Dienstag, 20. Februar 2007

Same sad Night

Wenn andere unsere Träume sehen

Wie kommt es, dass Fremde uns die Augen öffnen, durch sie fast besser sehen als wir selbst? Verschließen wir uns vor unseren eigenen Träumen? Weshalb? Scheuen wir die Erkenntnis, einen Traum zu haben, der noch immer nicht mehr als ein Traum ist. Scheuen wir uns davor einzusehen, dass wir nicht im Stande sind, ihn zu erfüllen? Da steht der Mann deines Lebens vor Dir und Du siehst es nicht. Der Traumjob ist zum Greifen nah, doch er bleibt links liegen, weil Du Angst hast, das, was Du nicht ausprobierst, zu verpassen. Unangetastete Chancen, versprochene Versprechen, Vertrauen in ausgemalte, unbekannte Welten - verlieren wir den Weg, weil wir alle anderen gehen? Menschen, die uns nicht kennen, fragen uns Fragen, vor denen wir uns selbst scheuen. Sie hinterfragen unsere Entscheidungen, deren Hintergründe wir längst ins Abseits gedrängt haben. Sie öffnen verschlossene Türen, heben versunkene Schätze. Wir lieben es in unserer niemals stillstehenden Welt, immer mehr, immer exotischere Fremde zu treffen, gehen immer bewusster das Risiko der Konfrontation mit Fremden, also mit uns selbst ein. Denn was wir an uns allzu gut kennen, lösen die Fremden erst ganz langsam und nach ihrer eigenen Systematik aus uns heraus. Was wir antworten, aus Ehrlichkeit, verletzt uns vielleicht selbst. Wir liegen nachts wach und können nicht schlafen, weil wir ehrlich zu anderen und unverhofft auch zu uns selbst waren. Selbst wenn wir die Fremden belügen würden, vor uns selbst könnten wir die Wahrheit nicht verleugnen. Und wenn der Schmerz Dich nachts auffrisst, Dich den Himmel anflehen lässt, Dich durch Schlaf zu erlösen, ist er wieder da.
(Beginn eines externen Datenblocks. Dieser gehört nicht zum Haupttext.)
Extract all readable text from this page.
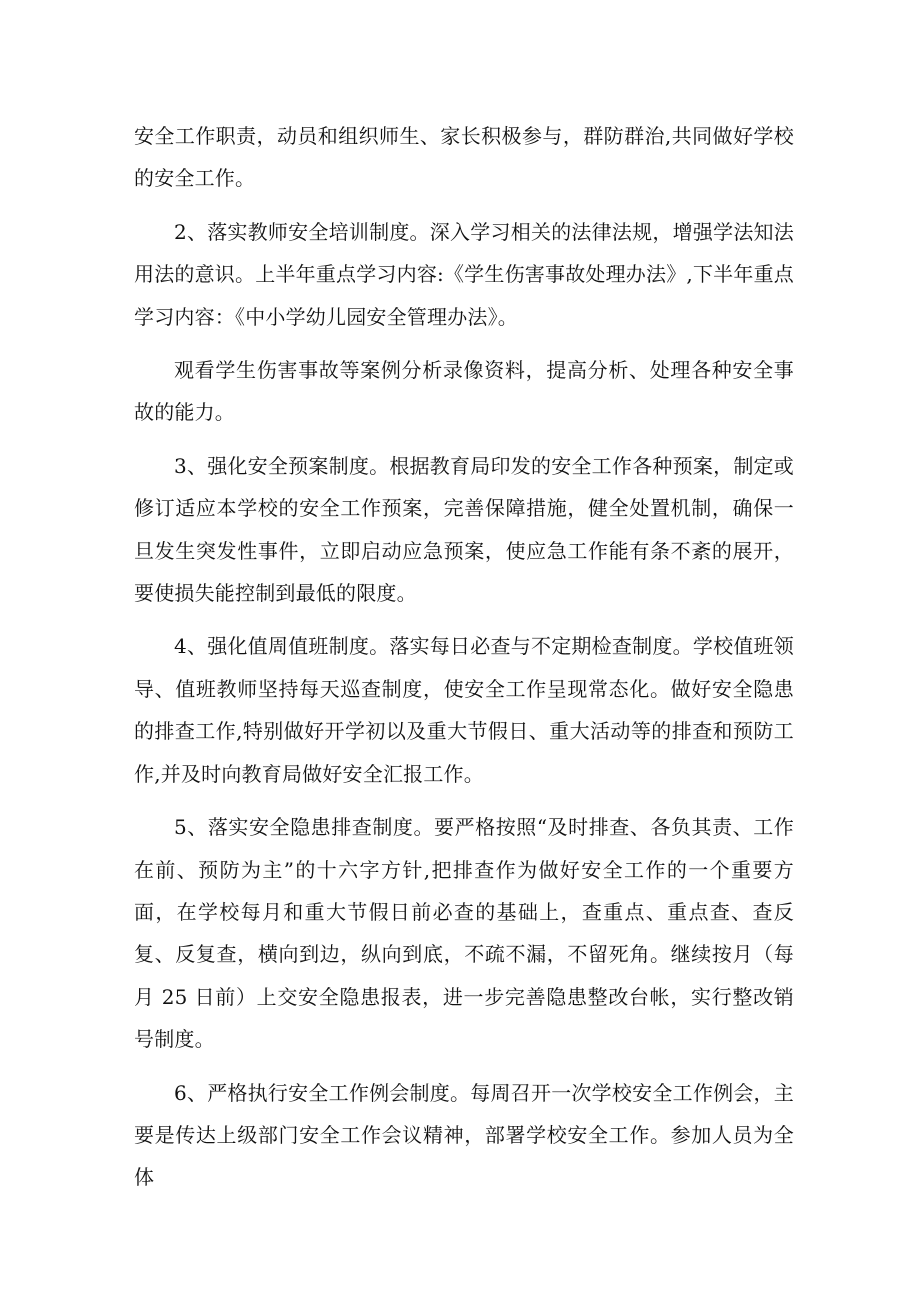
安全工作职责，动员和组织师生、家长积极参与，群防群治,共同做好学校的安全工作。

2、落实教师安全培训制度。深入学习相关的法律法规，增强学法知法用法的意识。上半年重点学习内容:《学生伤害事故处理办法》,下半年重点学习内容：《中小学幼儿园安全管理办法》。

观看学生伤害事故等案例分析录像资料，提高分析、处理各种安全事故的能力。

3、强化安全预案制度。根据教育局印发的安全工作各种预案，制定或修订适应本学校的安全工作预案，完善保障措施，健全处置机制，确保一旦发生突发性事件，立即启动应急预案，使应急工作能有条不紊的展开，要使损失能控制到最低的限度。

4、强化值周值班制度。落实每日必查与不定期检查制度。学校值班领导、值班教师坚持每天巡查制度，使安全工作呈现常态化。做好安全隐患的排查工作,特别做好开学初以及重大节假日、重大活动等的排查和预防工作,并及时向教育局做好安全汇报工作。

5、落实安全隐患排查制度。要严格按照“及时排查、各负其责、工作在前、预防为主”的十六字方针,把排查作为做好安全工作的一个重要方面，在学校每月和重大节假日前必查的基础上，查重点、重点查、查反复、反复查，横向到边，纵向到底，不疏不漏，不留死角。继续按月（每月 25 日前）上交安全隐患报表，进一步完善隐患整改台帐，实行整改销号制度。

6、严格执行安全工作例会制度。每周召开一次学校安全工作例会，主要是传达上级部门安全工作会议精神，部署学校安全工作。参加人员为全体
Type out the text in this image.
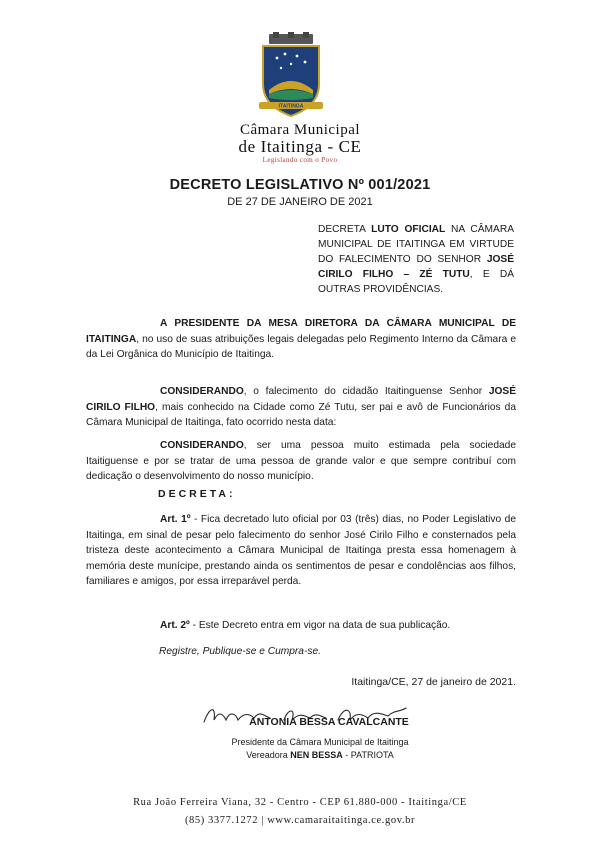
ITAITINGA
Câmara Municipal
de Itaitinga - CE
Legislando com o Povo
DECRETO LEGISLATIVO Nº 001/2021
DE 27 DE JANEIRO DE 2021
DECRETA LUTO OFICIAL NA CÂMARA MUNICIPAL DE ITAITINGA EM VIRTUDE DO FALECIMENTO DO SENHOR JOSÉ CIRILO FILHO – ZÉ TUTU, E DÁ OUTRAS PROVIDÊNCIAS.
A PRESIDENTE DA MESA DIRETORA DA CÂMARA MUNICIPAL DE ITAITINGA, no uso de suas atribuições legais delegadas pelo Regimento Interno da Câmara e da Lei Orgânica do Município de Itaitinga.
CONSIDERANDO, o falecimento do cidadão Itaitinguense Senhor JOSÉ CIRILO FILHO, mais conhecido na Cidade como Zé Tutu, ser pai e avô de Funcionários da Câmara Municipal de Itaitinga, fato ocorrido nesta data:
CONSIDERANDO, ser uma pessoa muito estimada pela sociedade Itaitiguense e por se tratar de uma pessoa de grande valor e que sempre contribuí com dedicação o desenvolvimento do nosso município.
DECRETA:
Art. 1º - Fica decretado luto oficial por 03 (três) dias, no Poder Legislativo de Itaitinga, em sinal de pesar pelo falecimento do senhor José Cirilo Filho e consternados pela tristeza deste acontecimento a Câmara Municipal de Itaitinga presta essa homenagem à memória deste munícipe, prestando ainda os sentimentos de pesar e condolências aos filhos, familiares e amigos, por essa irreparável perda.
Art. 2º - Este Decreto entra em vigor na data de sua publicação.
Registre, Publique-se e Cumpra-se.
Itaitinga/CE, 27 de janeiro de 2021.
ANTONIA BESSA CAVALCANTE
Presidente da Câmara Municipal de Itaitinga
Vereadora NEN BESSA - PATRIOTA
Rua João Ferreira Viana, 32 - Centro - CEP 61.880-000 - Itaitinga/CE
(85) 3377.1272 | www.camaraitaitinga.ce.gov.br
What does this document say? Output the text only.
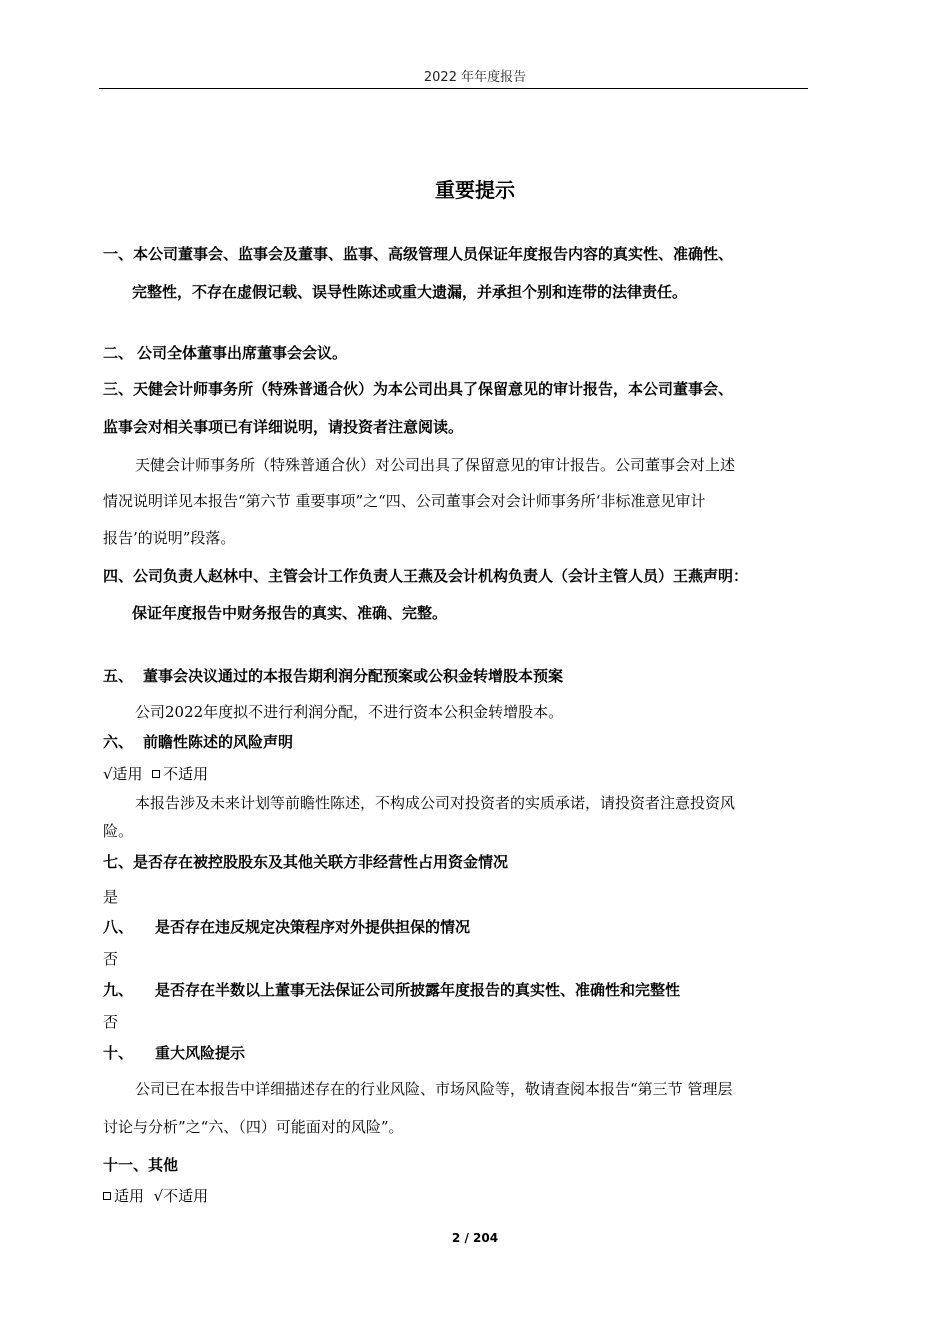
2022 年年度报告
重要提示
一、本公司董事会、监事会及董事、监事、高级管理人员保证年度报告内容的真实性、准确性、
完整性，不存在虚假记载、误导性陈述或重大遗漏，并承担个别和连带的法律责任。
二、 公司全体董事出席董事会会议。
三、天健会计师事务所（特殊普通合伙）为本公司出具了保留意见的审计报告，本公司董事会、
监事会对相关事项已有详细说明，请投资者注意阅读。
天健会计师事务所（特殊普通合伙）对公司出具了保留意见的审计报告。公司董事会对上述
情况说明详见本报告“第六节 重要事项”之“四、公司董事会对会计师事务所‘非标准意见审计
报告’的说明”段落。
四、公司负责人赵林中、主管会计工作负责人王燕及会计机构负责人（会计主管人员）王燕声明：
保证年度报告中财务报告的真实、准确、完整。
五、 董事会决议通过的本报告期利润分配预案或公积金转增股本预案
公司2022年度拟不进行利润分配，不进行资本公积金转增股本。
六、 前瞻性陈述的风险声明
√适用 不适用
本报告涉及未来计划等前瞻性陈述，不构成公司对投资者的实质承诺，请投资者注意投资风
险。
七、是否存在被控股股东及其他关联方非经营性占用资金情况
是
八、 是否存在违反规定决策程序对外提供担保的情况
否
九、 是否存在半数以上董事无法保证公司所披露年度报告的真实性、准确性和完整性
否
十、 重大风险提示
公司已在本报告中详细描述存在的行业风险、市场风险等，敬请查阅本报告“第三节 管理层
讨论与分析”之“六、（四）可能面对的风险”。
十一、其他
适用 √不适用
2 / 204
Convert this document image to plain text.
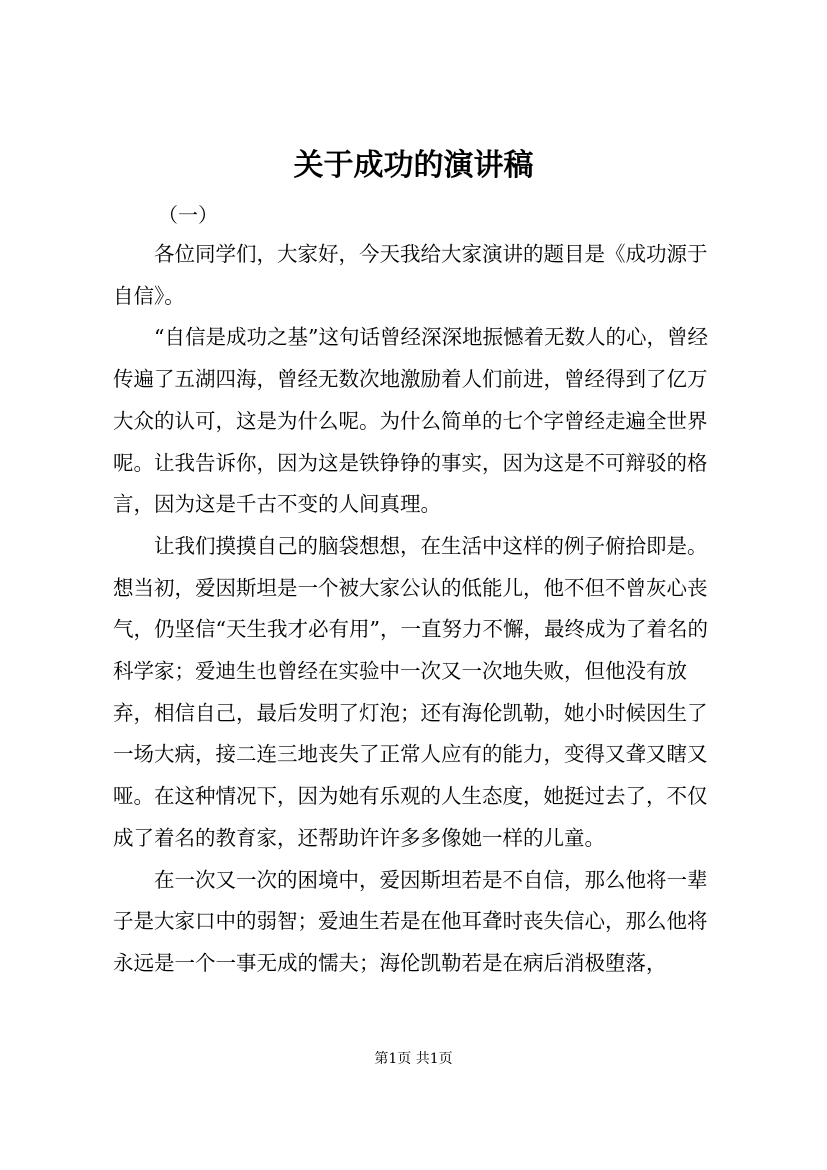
关于成功的演讲稿
（一）

各位同学们，大家好，今天我给大家演讲的题目是《成功源于自信》。

“自信是成功之基”这句话曾经深深地振憾着无数人的心，曾经传遍了五湖四海，曾经无数次地激励着人们前进，曾经得到了亿万大众的认可，这是为什么呢。为什么简单的七个字曾经走遍全世界呢。让我告诉你，因为这是铁铮铮的事实，因为这是不可辩驳的格言，因为这是千古不变的人间真理。

让我们摸摸自己的脑袋想想，在生活中这样的例子俯拾即是。想当初，爱因斯坦是一个被大家公认的低能儿，他不但不曾灰心丧气，仍坚信“天生我才必有用”，一直努力不懈，最终成为了着名的科学家；爱迪生也曾经在实验中一次又一次地失败，但他没有放弃，相信自己，最后发明了灯泡；还有海伦凯勒，她小时候因生了一场大病，接二连三地丧失了正常人应有的能力，变得又聋又瞎又哑。在这种情况下，因为她有乐观的人生态度，她挺过去了，不仅成了着名的教育家，还帮助许许多多像她一样的儿童。

在一次又一次的困境中，爱因斯坦若是不自信，那么他将一辈子是大家口中的弱智；爱迪生若是在他耳聋时丧失信心，那么他将永远是一个一事无成的懦夫；海伦凯勒若是在病后消极堕落，

第1页 共1页
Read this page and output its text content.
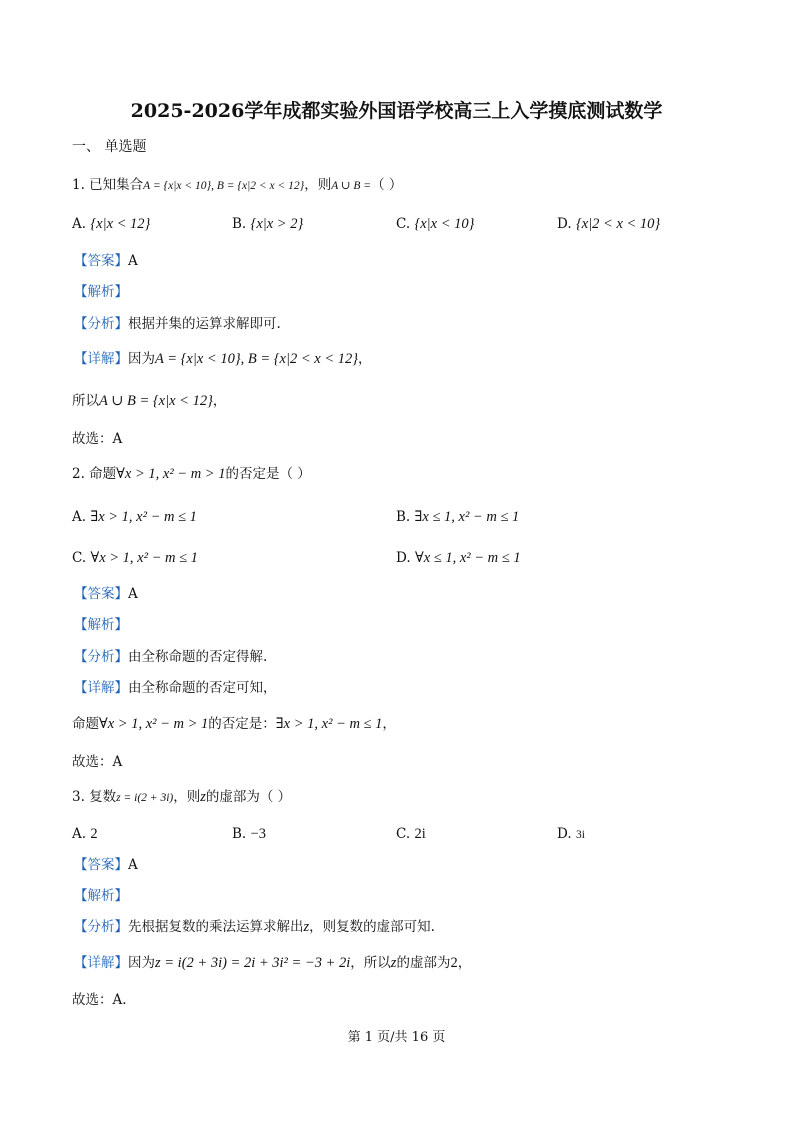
2025-2026学年成都实验外国语学校高三上入学摸底测试数学
一、 单选题
1. 已知集合A = {x|x < 10}, B = {x|2 < x < 12}，则A ∪ B =（ ）
A. {x|x < 12}	B. {x|x > 2}	C. {x|x < 10}	D. {x|2 < x < 10}
【答案】A
【解析】
【分析】根据并集的运算求解即可.
【详解】因为A = {x|x < 10}, B = {x|2 < x < 12}，
所以A ∪ B = {x|x < 12}，
故选：A
2. 命题∀x > 1, x² − m > 1的否定是（ ）
A. ∃x > 1, x² − m ≤ 1	B. ∃x ≤ 1, x² − m ≤ 1
C. ∀x > 1, x² − m ≤ 1	D. ∀x ≤ 1, x² − m ≤ 1
【答案】A
【解析】
【分析】由全称命题的否定得解.
【详解】由全称命题的否定可知，
命题∀x > 1, x² − m > 1的否定是：∃x > 1, x² − m ≤ 1，
故选：A
3. 复数z = i(2 + 3i)，则z的虚部为（ ）
A. 2	B. −3	C. 2i	D. 3i
【答案】A
【解析】
【分析】先根据复数的乘法运算求解出z，则复数的虚部可知.
【详解】因为z = i(2 + 3i) = 2i + 3i² = −3 + 2i，所以z的虚部为2，
故选：A.
第 1 页/共 16 页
Der Traum.

Mittwoch, 31. Januar 2007

"Suzi Q"-ulumne

Es ist der letzte Tag im Januar - ohne Worte! Zurück in der grauen Welt - desillusioniert aus der weißen: Ein Traum aus blauem Himmel, silbernen Eiskristallen und, ja wirklich, Schnee! Jeder Tag war wunderschön gleich: essen, Tiefschneeeuphorie, Pistenrutschen, "Hol das Lasso raus" (wer es nicht kennt, ist ein Aprés Ski Hit), essen, schlafen. Herrlich! Und zurück in der Stadt, zurück beim Laufen an der guten alten Alster, die mit ihrem Sturmgerausche ein bisschen auf Meer macht, vorbei an Ulrich Wickert und Herrn Prinz, fällt der bewußten Frau von heute ein - Du warst schon ewig nicht mehr shoppen. Und Du existierst, Du lebst noch! Nicht mal von außen fielen Geschäfte ins modebewusste Auge. Na, das ist geschwindelt! So schlau ist man nun schon, dass man sich nicht mehr selbst belügt. Aber allein der Gedanke, der da so aufkam, war zum Schmunzeln. Nun ja, das Leben hat einen wieder. Vor den Tagen in Ischgl ging es beim Muttersender RTL Nord so richtig in die Vollen und die hart erarbeiteten Beiträge erzeugten dann schon mächtig Stolz in der Brust. Seit drei Tagen ist wieder Schulbankdrücken angesagt... Bloß viel passiert ist noch nciht. Die Schweizer sind alle wieder heil im Norden angekommen, die erste Dozentin schickt uns ins Hamburger Nachtleben, um Hautnah-Reportagen zu ergattern. Da lassen wir uns natürlich nicht lange bitten! Mehr demnächst....
To be continued!!!

Montag, 4. Dezember 2006

"Suzi Q"-ulumne

Jeden Monat schreibt Susanne Hoppe über das Leben und Lernen an der HamburgMediaSchool - dem Hamburger „Journalisten-Kreißsaal“ in der ehemaligen Frauenklinik in der Finkenau in Hohenfelde.

Grüezi allerseits!
Fast zwei Monate rauchen jetzt schon 18 Köpfe in der einstigen Geburtsklinik. Jeden Tag bringen wir Streitgespräche, Schreibproben und andere Dinge mit S (Dreiklang mögen wir doch alle) zur Welt. In der Minderheit sieben Schweizer Kommilitonen, die sich für ein ganzes Jahr aufs platte Land vereidigt haben. Die HMS baute, wie zu vielen Medienunternehmen, auch eine Verbindung zur MAZ auf, DER Journalistenschule in Luzern. Mittlerweile wachsen wir zu einer echten Studi-Gemeinschaft zusammen und die kleinen Sorgen des Lebens fallen den Schweizern (fast) nicht mehr auf. Bis auf ein paar Ausnahmen: ein einfaches „Tschüß“ geht für sie nur zu ganz engen Freunden; das nordische Moin, Moin bringt sie regelmäßig zum Lachen, genau wie Susis Lieblingswörter Schnecke oder schnuckelig. Ansonsten sind sie ganz handzahm und schmuggeln artig Schweizer Schoki ins Land. Mathieu (schreibt man das so?) hat mir ja schon verraten, dass die Züricher die Nase eher gen Himmel strecken und nicht so sehr auf Aargauer und Basler Mitgenossen stehen, na ja, kennen wir Deutschen ja auch.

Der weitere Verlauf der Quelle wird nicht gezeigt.